India is set to surpass Japan and Germany to become the world’s third-largest economy by 2027 and will have the third-largest stock market by the end of this decade, says a new report by Morgan Stanley.
By 2031, India's GDP, which is currently USD 3.5 trillion, could more than double to USD 7.5 trillion. Its global export share could also double over that period. Whereas the Bombay Stock Exchange might expand by 11 per cent annually, with a market cap of USD 10 trillion in the next ten years.
“We believe India is on track to surpass Japan and Germany to become the world’s third-largest economy by 2027 and will have the third-largest stock market by the end of this decade. The country is gaining power in the world order, and in our opinion these idiosyncratic changes imply a once-in-a-generation shift and an opportunity for investors and companies,” says Ridham Desai, Morgan Stanley’s Chief Equity Strategist for India.
Desai further stated that in the post-Covid environment, CEOs are more comfortable with both 'work from home' and 'work from India.' In the coming decade, the number of people employed in India for jobs outside the country is likely to at least double, reaching more than 11 million, as global spending on outsourcing swells from USD 180 billion per year to around USD 500 billion by 2030.

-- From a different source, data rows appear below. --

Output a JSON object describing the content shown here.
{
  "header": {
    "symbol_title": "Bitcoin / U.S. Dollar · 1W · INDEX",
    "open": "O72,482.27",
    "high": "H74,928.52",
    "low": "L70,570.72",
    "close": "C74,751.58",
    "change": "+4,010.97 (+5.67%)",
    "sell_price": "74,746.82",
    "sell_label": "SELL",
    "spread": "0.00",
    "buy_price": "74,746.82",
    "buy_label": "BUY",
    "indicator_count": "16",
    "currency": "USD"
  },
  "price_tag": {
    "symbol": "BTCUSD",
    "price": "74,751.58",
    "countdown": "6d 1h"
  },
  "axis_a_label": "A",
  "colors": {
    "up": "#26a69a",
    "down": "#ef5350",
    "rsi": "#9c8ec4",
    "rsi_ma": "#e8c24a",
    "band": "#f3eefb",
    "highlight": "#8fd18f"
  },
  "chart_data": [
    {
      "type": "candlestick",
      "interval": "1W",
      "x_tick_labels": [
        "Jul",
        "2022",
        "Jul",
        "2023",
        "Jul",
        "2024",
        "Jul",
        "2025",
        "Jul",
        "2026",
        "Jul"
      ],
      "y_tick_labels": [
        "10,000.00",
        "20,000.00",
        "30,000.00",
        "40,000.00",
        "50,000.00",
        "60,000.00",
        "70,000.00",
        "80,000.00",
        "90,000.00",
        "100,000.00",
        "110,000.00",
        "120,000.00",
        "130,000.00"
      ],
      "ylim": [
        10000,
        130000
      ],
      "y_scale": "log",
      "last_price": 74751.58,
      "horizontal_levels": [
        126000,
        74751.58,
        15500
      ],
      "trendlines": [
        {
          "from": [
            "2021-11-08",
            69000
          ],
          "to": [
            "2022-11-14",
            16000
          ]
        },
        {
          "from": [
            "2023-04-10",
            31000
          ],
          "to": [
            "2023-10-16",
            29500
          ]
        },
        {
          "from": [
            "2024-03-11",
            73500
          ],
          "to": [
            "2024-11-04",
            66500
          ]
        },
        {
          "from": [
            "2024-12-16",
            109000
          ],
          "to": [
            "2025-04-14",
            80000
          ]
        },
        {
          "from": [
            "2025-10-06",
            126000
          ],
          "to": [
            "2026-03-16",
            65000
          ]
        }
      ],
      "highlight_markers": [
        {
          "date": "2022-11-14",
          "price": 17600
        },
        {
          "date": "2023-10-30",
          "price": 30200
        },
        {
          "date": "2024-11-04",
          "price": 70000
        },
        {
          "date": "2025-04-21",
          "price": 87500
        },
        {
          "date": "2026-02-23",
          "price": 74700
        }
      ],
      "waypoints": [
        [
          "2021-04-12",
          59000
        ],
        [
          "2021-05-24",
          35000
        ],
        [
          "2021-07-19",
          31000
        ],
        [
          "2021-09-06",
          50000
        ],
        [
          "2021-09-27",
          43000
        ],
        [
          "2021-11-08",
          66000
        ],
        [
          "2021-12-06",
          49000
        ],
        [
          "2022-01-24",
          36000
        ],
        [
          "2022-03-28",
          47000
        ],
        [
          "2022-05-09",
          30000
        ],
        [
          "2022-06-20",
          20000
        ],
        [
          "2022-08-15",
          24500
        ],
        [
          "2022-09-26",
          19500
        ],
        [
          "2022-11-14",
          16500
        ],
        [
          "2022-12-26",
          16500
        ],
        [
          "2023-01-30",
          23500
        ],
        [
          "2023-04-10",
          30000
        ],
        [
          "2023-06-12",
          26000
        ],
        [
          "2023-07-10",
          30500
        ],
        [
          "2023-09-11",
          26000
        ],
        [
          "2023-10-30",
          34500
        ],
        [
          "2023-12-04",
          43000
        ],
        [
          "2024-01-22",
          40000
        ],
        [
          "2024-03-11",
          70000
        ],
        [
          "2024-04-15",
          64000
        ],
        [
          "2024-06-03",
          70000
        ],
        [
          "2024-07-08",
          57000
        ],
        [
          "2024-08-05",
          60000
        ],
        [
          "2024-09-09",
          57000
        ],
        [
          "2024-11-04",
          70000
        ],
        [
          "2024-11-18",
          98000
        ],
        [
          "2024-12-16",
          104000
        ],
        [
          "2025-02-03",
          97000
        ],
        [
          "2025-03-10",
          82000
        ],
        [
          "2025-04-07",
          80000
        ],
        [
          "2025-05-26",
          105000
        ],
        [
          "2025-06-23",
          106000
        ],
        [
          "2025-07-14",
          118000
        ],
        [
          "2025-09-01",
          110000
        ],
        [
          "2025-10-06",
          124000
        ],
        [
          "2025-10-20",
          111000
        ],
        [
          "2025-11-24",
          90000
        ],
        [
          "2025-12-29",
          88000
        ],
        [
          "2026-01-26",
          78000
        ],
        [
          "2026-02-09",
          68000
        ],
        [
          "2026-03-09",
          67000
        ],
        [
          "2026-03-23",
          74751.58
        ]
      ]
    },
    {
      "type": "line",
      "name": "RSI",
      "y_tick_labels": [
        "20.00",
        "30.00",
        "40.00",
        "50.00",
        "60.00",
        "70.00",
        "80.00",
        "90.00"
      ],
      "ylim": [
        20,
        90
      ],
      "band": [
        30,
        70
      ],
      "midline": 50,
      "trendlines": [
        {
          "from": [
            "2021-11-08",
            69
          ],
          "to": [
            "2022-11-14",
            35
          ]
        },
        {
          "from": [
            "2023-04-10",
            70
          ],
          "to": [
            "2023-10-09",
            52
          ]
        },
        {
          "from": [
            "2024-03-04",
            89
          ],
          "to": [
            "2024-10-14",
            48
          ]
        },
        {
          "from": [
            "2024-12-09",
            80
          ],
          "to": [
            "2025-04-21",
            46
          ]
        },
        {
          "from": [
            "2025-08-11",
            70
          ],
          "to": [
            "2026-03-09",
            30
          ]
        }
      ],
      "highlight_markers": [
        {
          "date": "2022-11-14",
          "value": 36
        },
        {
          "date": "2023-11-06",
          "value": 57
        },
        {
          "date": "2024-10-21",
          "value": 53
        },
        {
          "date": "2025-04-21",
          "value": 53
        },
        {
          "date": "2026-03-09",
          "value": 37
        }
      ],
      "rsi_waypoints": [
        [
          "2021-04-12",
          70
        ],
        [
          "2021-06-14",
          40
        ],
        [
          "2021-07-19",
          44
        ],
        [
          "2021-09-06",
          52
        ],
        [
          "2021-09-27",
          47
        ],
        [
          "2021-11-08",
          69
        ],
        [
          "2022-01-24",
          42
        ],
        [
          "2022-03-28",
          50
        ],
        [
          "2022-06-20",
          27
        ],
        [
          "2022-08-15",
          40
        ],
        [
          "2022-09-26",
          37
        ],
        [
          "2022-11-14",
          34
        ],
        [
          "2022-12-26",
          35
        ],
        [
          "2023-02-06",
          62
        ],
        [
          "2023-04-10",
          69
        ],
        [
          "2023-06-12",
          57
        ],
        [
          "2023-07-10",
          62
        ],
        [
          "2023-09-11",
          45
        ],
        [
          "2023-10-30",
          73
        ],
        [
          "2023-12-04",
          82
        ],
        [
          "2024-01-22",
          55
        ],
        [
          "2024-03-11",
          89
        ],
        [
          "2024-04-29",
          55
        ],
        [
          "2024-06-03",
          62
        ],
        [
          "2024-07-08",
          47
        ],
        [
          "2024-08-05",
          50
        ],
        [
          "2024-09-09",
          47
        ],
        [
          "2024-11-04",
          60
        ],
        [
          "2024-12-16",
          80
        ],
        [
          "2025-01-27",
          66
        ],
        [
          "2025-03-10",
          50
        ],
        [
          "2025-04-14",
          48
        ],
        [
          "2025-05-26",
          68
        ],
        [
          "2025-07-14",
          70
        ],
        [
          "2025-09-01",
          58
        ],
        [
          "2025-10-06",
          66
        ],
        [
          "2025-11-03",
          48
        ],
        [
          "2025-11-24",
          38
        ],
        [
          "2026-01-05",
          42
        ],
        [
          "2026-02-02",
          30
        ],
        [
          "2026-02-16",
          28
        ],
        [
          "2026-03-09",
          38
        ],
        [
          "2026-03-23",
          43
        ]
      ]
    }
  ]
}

On India's dependence on fossil fuels, the report stated that an estimated two-thirds of India's new energy consumption would come from renewable sources, including biogas and ethanol, hydrogen, wind, solar, and hydroelectric power.
Renewable power might lessen India's dependency on imported energy and enhance living conditions, as 14 of the 20 cities with the highest levels of air pollution are in India, it said.
However, the report added that the country will still need to use fossil fuels to meet its expanding energy needs.
Expanding on the investment environment in India, the report said, "Investing in India is a long-term theme, and one that comes with its share of risks, including prolonged global recession, adverse geopolitical developments, domestic policy changes, lack of skilled labour, energy shortages and commodity volatility."